Wonderful book: Hunger of Memory, by Richard Rodriguez
Reading Rodrigue’s story, I immediately think about my children who have been experiencing their first days at a public elementary school in Houston. Despite being prepared for their bilingual programs since kindergarten, I am still wondering how they would be struggle themselves psychologically in a new setting with different cultural behaviors. I believe some children could be very fast learning and adapt with new environment but some others could find hard to express detailed meaning as they could with their native language and would have tendency to be left behind, especially with some more non-favorite conditions. However, family cultural context is also significant for children development, I believe in the case of Rodrigue, there would be some other options to improve his English but not trade off the family intimacy.
In this book, Richard Rodriguez told us his experience as an immigration young little boy at an US elementary school in his famous book Hunger of Memory published in 1982, the boy who spoke Spanish and only knew about 50 words of English.
In the first chapter Aria, Rodrigue spoke Spanish at home with his parents and soon realized that the sounds of Spanish were soft and comforting to him as a child, making him feel recognized and family intimacy. After a visit of nuns from his school to ask his parents using English at home, he was pushed to speak English and he started to focus on the meaning, instead of sound. However, the more he improved on his English speaking at school, the more he found silence in communication with his parents at home. Through this struggle, he found comfort in reading books and that reading helped make him a more confident English speaker and writer.
In chapter 2 The Achievement of Desire, Rodrigue at last achieved great academic success as a Fulbright Scholar studying in the British Museum. However, his memory about first visit home from college feeling was more like an interview than a conversation with his parents. And he began to engage with the question of how his parents’ memories differ from his own. The cause of these difference he found was from his education, not from the lack of family intimacy as his thought. Then Rodriguez tried to explore his relationship with books. And he tried to read as many “important books” as he could, including many Western classics, but not truly understanding them.

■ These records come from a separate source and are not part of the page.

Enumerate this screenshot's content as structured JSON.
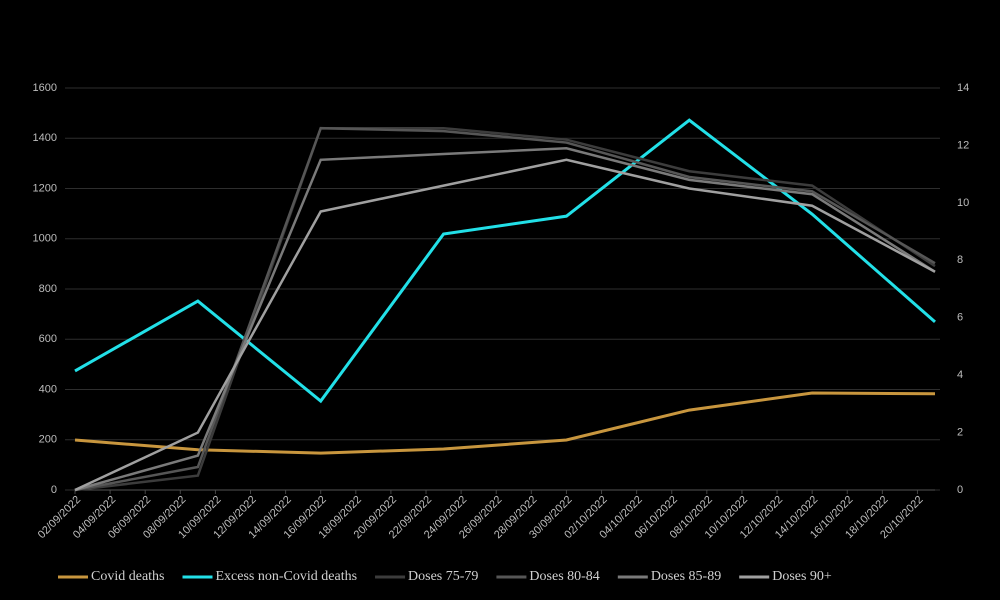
{
  "chart_data": {
    "type": "line",
    "x": [
      "02/09/2022",
      "09/09/2022",
      "16/09/2022",
      "23/09/2022",
      "30/09/2022",
      "07/10/2022",
      "14/10/2022",
      "21/10/2022"
    ],
    "xlim": [
      "02/09/2022",
      "21/10/2022"
    ],
    "xticks": [
      "02/09/2022",
      "04/09/2022",
      "06/09/2022",
      "08/09/2022",
      "10/09/2022",
      "12/09/2022",
      "14/09/2022",
      "16/09/2022",
      "18/09/2022",
      "20/09/2022",
      "22/09/2022",
      "24/09/2022",
      "26/09/2022",
      "28/09/2022",
      "30/09/2022",
      "02/10/2022",
      "04/10/2022",
      "06/10/2022",
      "08/10/2022",
      "10/10/2022",
      "12/10/2022",
      "14/10/2022",
      "16/10/2022",
      "18/10/2022",
      "20/10/2022"
    ],
    "ylim": [
      0,
      1600
    ],
    "yticks": [
      0,
      200,
      400,
      600,
      800,
      1000,
      1200,
      1400,
      1600
    ],
    "y2lim": [
      0,
      14
    ],
    "y2ticks": [
      0,
      2,
      4,
      6,
      8,
      10,
      12,
      14
    ],
    "grid": true,
    "legend": "bottom",
    "series": [
      {
        "name": "Covid deaths",
        "color": "#c8963e",
        "values": [
          199,
          160,
          147,
          163,
          199,
          318,
          386,
          383
        ]
      },
      {
        "name": "Excess non-Covid deaths",
        "color": "#22e0e8",
        "values": [
          474,
          752,
          354,
          1019,
          1090,
          1472,
          1098,
          669
        ]
      },
      {
        "name": "Doses 75-79",
        "color": "#3c3c3c",
        "axis": "y2",
        "values": [
          0,
          0.5,
          12.6,
          12.6,
          12.2,
          11.1,
          10.6,
          7.8
        ]
      },
      {
        "name": "Doses 80-84",
        "color": "#565656",
        "axis": "y2",
        "values": [
          0,
          0.8,
          12.6,
          12.5,
          12.1,
          10.9,
          10.4,
          7.9
        ]
      },
      {
        "name": "Doses 85-89",
        "color": "#7a7a7a",
        "axis": "y2",
        "values": [
          0,
          1.2,
          11.5,
          11.7,
          11.9,
          10.8,
          10.3,
          7.6
        ]
      },
      {
        "name": "Doses 90+",
        "color": "#a0a0a0",
        "axis": "y2",
        "values": [
          0,
          2.0,
          9.7,
          10.6,
          11.5,
          10.5,
          9.9,
          7.6
        ]
      }
    ]
  }
}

In the beginning of the third chapter Credo, Rodrigue compared his experience as a Mexican Catholic to the varying practices of white American Catholics. He noticed some of the changes in the Church over time and recognized that, just as the Church had changed, so had he. This change had begun when he entered high school and began to receive a more Protestant-based education. He found that his parents assumed a Catholicism very different from him. Then he tried to blend Catholicism with borrowed insights from Sartre and Zen, and Freud and Buber and Miltonic Protestantism.
There are three main points for educational thoughts to take away from the story. The first point is bilingual school program would be great for kids from the first grade of elementary schools. I believe that bilingual programs, even from kindergarten, could help kids to obtain bilingualism and language skills better. From the age of 3 to 8, it is the period of children to develop its language skills and they could learn many languages easily.

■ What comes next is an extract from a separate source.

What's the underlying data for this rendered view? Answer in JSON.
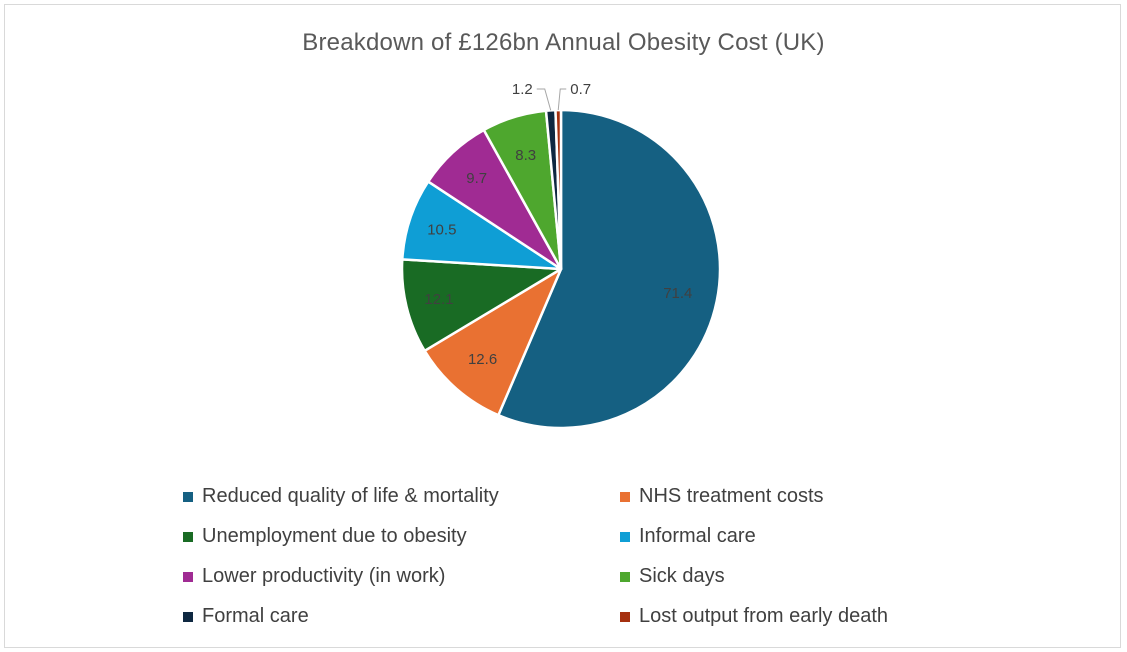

The second point is speaking English at home would be important to improve language skills of immigration kids but also to create some constraints toward family intimacy culture. It might be true for the family sentiments if parents found hard to communicate with their children. I think, however, this is a single individual story of Rodrigue and it would be varied between kid to kid and family to family.
The last salient point is reading books could help improve academic results, including reading with pleasure or with as much as possible. There is the fact that, depend on our mood, some books could be hard to bring pleasure for us to read but others could. However, the knowledge and education through book reading are tremendous and we should help children forming the habit of reading and promote more and more reading for all age.
Hope you all will enjoy this book, too.